Two cheers for the Nokia Test (2)

A comment by Kelly Waters and a discussion yesterday with Peter Smith prompts me to comment.

Some are attempted to come up with a long list of all the practices involved with Scrum (or Scrum plus other parts of Agile), and then score each team.

I don’t think the long list replaces the simple short list. First, for many people, simplicity is important and necessary. They need a quick, bright line to guide them back on to the road as they start to veer off. The short list does this better.

Regarding the long list…

I have done this (or was required to do it), and found one aspect of it useless and another aspect very useful.  I thought of another way to use the tool.

Useless: I think scoring each team is not very useful. Do I care that one team is 63 and another team is 72?  You might do it, but I would not make too much of the number. Each practice is not equally important (and probably the importance varies by situation). I think it would be useful to tell the team, “Well, you answered ‘yes’ on 30 out of 40 of these items…what does that tell you?”

By the way, we found it useful for an external coach to walk through the long list with the team (i.e., not the team’s ScrumMaster/coach).

Useful: Asking the questions, some as yes/no and some with a sliding scale answer, is useful in generating great conversations with the team. The trick is to help them identify one weakness or root cause as the priority impediment, and to act on it. (“We need a half-day Scrum refresher course, with a focus on the principles,” might be one example.)

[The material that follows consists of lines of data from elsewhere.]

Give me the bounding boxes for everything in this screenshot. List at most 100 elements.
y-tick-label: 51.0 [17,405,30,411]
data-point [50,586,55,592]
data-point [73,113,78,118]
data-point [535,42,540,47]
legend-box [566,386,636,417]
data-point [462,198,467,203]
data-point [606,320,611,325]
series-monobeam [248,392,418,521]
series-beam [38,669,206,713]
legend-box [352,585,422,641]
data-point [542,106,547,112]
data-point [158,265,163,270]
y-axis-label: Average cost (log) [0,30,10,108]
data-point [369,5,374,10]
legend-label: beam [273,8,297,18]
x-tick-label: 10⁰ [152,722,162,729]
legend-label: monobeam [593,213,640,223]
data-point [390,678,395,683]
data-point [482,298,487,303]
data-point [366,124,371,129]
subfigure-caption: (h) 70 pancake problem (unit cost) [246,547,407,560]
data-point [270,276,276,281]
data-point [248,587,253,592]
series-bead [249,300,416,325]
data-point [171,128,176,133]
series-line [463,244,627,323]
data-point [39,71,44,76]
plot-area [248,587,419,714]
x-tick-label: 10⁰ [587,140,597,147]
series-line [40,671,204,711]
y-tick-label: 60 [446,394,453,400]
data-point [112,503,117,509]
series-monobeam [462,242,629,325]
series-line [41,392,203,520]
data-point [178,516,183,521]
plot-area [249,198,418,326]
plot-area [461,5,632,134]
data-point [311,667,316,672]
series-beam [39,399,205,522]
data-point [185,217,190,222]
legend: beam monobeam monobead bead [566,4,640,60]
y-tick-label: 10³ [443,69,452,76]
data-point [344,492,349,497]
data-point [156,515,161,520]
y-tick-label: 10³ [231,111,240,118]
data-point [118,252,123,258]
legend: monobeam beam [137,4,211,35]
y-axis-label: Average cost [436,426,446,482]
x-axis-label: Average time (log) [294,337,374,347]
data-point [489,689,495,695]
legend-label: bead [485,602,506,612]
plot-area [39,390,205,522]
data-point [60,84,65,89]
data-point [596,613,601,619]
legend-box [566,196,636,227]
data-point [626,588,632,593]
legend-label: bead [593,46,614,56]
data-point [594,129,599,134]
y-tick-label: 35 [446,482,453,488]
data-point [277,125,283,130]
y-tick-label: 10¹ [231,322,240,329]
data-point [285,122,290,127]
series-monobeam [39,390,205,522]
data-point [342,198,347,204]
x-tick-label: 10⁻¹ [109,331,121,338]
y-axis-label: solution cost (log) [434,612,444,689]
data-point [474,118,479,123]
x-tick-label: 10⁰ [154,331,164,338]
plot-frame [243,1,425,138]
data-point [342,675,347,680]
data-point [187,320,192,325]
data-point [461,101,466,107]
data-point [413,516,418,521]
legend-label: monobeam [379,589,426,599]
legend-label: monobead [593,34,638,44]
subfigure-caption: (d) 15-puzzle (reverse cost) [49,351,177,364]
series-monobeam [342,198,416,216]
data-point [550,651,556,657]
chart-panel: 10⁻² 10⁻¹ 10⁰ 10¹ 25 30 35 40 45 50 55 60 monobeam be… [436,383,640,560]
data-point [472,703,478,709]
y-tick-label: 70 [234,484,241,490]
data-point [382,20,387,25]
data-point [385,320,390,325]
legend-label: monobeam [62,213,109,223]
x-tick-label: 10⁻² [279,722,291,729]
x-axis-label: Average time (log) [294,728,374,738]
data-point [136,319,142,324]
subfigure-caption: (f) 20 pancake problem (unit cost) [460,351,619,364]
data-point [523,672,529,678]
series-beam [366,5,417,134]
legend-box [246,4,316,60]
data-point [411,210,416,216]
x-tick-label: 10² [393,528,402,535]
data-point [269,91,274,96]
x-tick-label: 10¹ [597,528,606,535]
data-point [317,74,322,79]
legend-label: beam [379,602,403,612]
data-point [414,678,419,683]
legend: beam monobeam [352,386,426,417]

Also useful: I think it might be useful to pull data across many teams, and determine what are the practices that teams generally are doing least. That tells me the “Scrum Center” (if you have one) has done a poor job in communicating the value of the least used practices, or at least that is a likely root cause. Then the Scrum Center can consider how to communicate why that practice is indeed valuable.

I hope these are actionable comments for you.